Malgré les observations du marquis de Laveline, estimant que le moment et le lieu apparaissaient fort mal choisis pour célébrer un mariage, l'ennemi—pour le marquis et son futur gendre, l'ennemi, c'étaient les soldats français—pouvant survenir d'un jour à l'autre, le baron avait répondu en exigeant du marquis qu'il tînt sa promesse.
Il lui rappela même assez brutalement que les opérations militaires n'empêchaient nullement le règlement des dettes et que les biens du marquis étant situés en Alsace, c'est-à-dire sous le canon des armées impériales, il lui serait difficile de se soustraire à ses engagements.

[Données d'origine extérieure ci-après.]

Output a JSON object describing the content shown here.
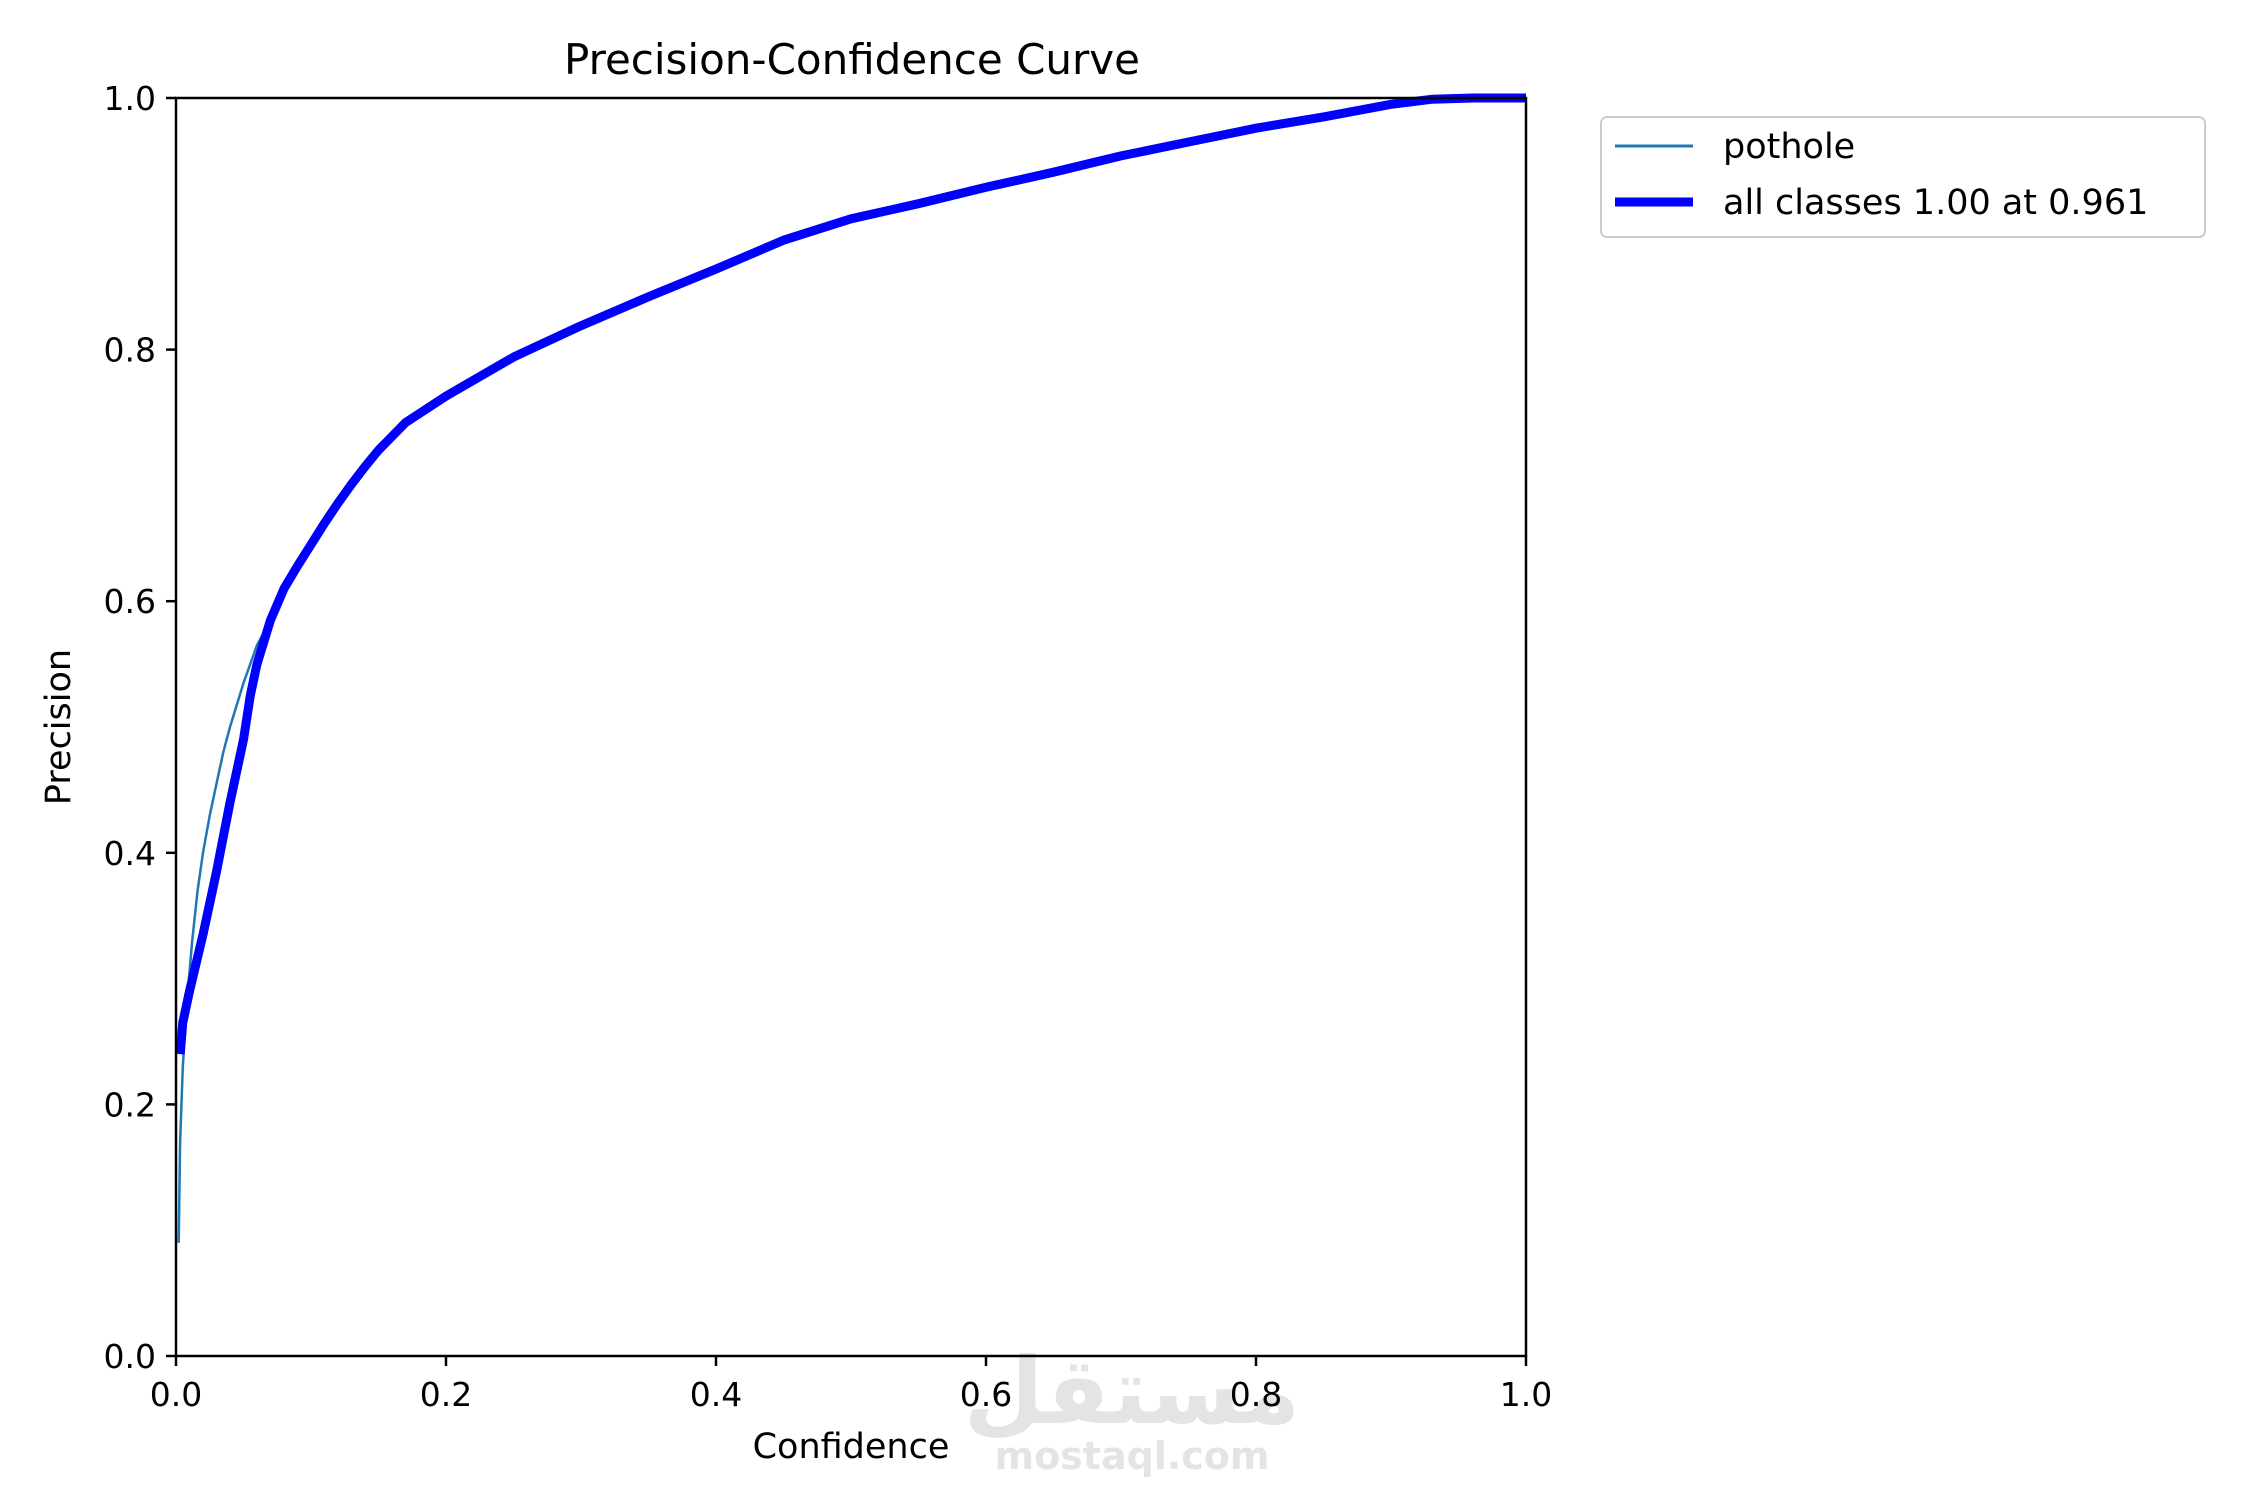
{
  "chart_data": {
    "type": "line",
    "title": "Precision-Confidence Curve",
    "xlabel": "Confidence",
    "ylabel": "Precision",
    "xlim": [
      0,
      1
    ],
    "ylim": [
      0,
      1
    ],
    "x_ticks": [
      0.0,
      0.2,
      0.4,
      0.6,
      0.8,
      1.0
    ],
    "y_ticks": [
      0.0,
      0.2,
      0.4,
      0.6,
      0.8,
      1.0
    ],
    "x_tick_labels": [
      "0.0",
      "0.2",
      "0.4",
      "0.6",
      "0.8",
      "1.0"
    ],
    "y_tick_labels": [
      "0.0",
      "0.2",
      "0.4",
      "0.6",
      "0.8",
      "1.0"
    ],
    "grid": false,
    "legend_position": "outside-top-right",
    "series": [
      {
        "name": "pothole",
        "color": "#1f77b4",
        "points": [
          [
            0.002,
            0.09
          ],
          [
            0.003,
            0.17
          ],
          [
            0.005,
            0.23
          ],
          [
            0.008,
            0.28
          ],
          [
            0.012,
            0.33
          ],
          [
            0.016,
            0.37
          ],
          [
            0.02,
            0.4
          ],
          [
            0.025,
            0.43
          ],
          [
            0.03,
            0.455
          ],
          [
            0.035,
            0.48
          ],
          [
            0.04,
            0.5
          ],
          [
            0.05,
            0.535
          ],
          [
            0.06,
            0.565
          ],
          [
            0.07,
            0.585
          ],
          [
            0.08,
            0.61
          ],
          [
            0.09,
            0.63
          ],
          [
            0.1,
            0.645
          ],
          [
            0.11,
            0.665
          ],
          [
            0.12,
            0.68
          ],
          [
            0.13,
            0.695
          ],
          [
            0.14,
            0.71
          ],
          [
            0.15,
            0.722
          ],
          [
            0.17,
            0.743
          ],
          [
            0.2,
            0.765
          ],
          [
            0.25,
            0.795
          ],
          [
            0.3,
            0.82
          ],
          [
            0.35,
            0.843
          ],
          [
            0.4,
            0.865
          ],
          [
            0.45,
            0.888
          ],
          [
            0.5,
            0.905
          ],
          [
            0.55,
            0.917
          ],
          [
            0.6,
            0.93
          ],
          [
            0.65,
            0.942
          ],
          [
            0.7,
            0.955
          ],
          [
            0.75,
            0.966
          ],
          [
            0.8,
            0.977
          ],
          [
            0.85,
            0.986
          ],
          [
            0.9,
            0.996
          ],
          [
            0.93,
            0.999
          ],
          [
            0.961,
            1.0
          ],
          [
            1.0,
            1.0
          ]
        ]
      },
      {
        "name": "all classes 1.00 at 0.961",
        "color": "#0000ff",
        "points": [
          [
            0.003,
            0.24
          ],
          [
            0.005,
            0.265
          ],
          [
            0.01,
            0.29
          ],
          [
            0.02,
            0.335
          ],
          [
            0.03,
            0.385
          ],
          [
            0.04,
            0.44
          ],
          [
            0.05,
            0.49
          ],
          [
            0.055,
            0.525
          ],
          [
            0.06,
            0.55
          ],
          [
            0.07,
            0.585
          ],
          [
            0.08,
            0.61
          ],
          [
            0.09,
            0.628
          ],
          [
            0.1,
            0.645
          ],
          [
            0.11,
            0.662
          ],
          [
            0.12,
            0.678
          ],
          [
            0.13,
            0.693
          ],
          [
            0.14,
            0.707
          ],
          [
            0.15,
            0.72
          ],
          [
            0.17,
            0.742
          ],
          [
            0.2,
            0.763
          ],
          [
            0.25,
            0.794
          ],
          [
            0.3,
            0.819
          ],
          [
            0.35,
            0.842
          ],
          [
            0.4,
            0.864
          ],
          [
            0.45,
            0.887
          ],
          [
            0.5,
            0.904
          ],
          [
            0.55,
            0.916
          ],
          [
            0.6,
            0.929
          ],
          [
            0.65,
            0.941
          ],
          [
            0.7,
            0.954
          ],
          [
            0.75,
            0.965
          ],
          [
            0.8,
            0.976
          ],
          [
            0.85,
            0.985
          ],
          [
            0.9,
            0.995
          ],
          [
            0.93,
            0.999
          ],
          [
            0.961,
            1.0
          ],
          [
            1.0,
            1.0
          ]
        ]
      }
    ]
  },
  "watermark": {
    "arabic": "مستقل",
    "latin": "mostaql.com"
  }
}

Il ajouta même une phrase comminatoire dont M. de Laveline parut comprendre très nettement la portée, car il cessa ses objections et répondit:
—Allons, il n'y a plus qu'à décider ma fille... je ne peux pourtant pas la traîner de force à l'autel!
Le baron avait grommelé:
—Cela vous regarde!... Arrangez-vous pour mettre à la raison cette jeune rebelle!
Il manda aussitôt le notaire de Jemmapes et ordonna au chapelain du château de tout disposer pour la bénédiction nuptiale...
A minuit, le mariage serait célébré, et immédiatement après, profitant de la nuit, les époux partiraient pour Bruxelles avec le marquis. On attendrait là, bien en sûreté, derrière l'armée impériale, le résultat des hostilités.
Blanche, depuis son arrivée au château, s'était enfermée, ne voulant recevoir personne.
Le baron avait insisté par deux fois pour avoir ensemble un entretien; elle avait refusé de le laisser pénétrer dans l'appartement qui lui était réservé.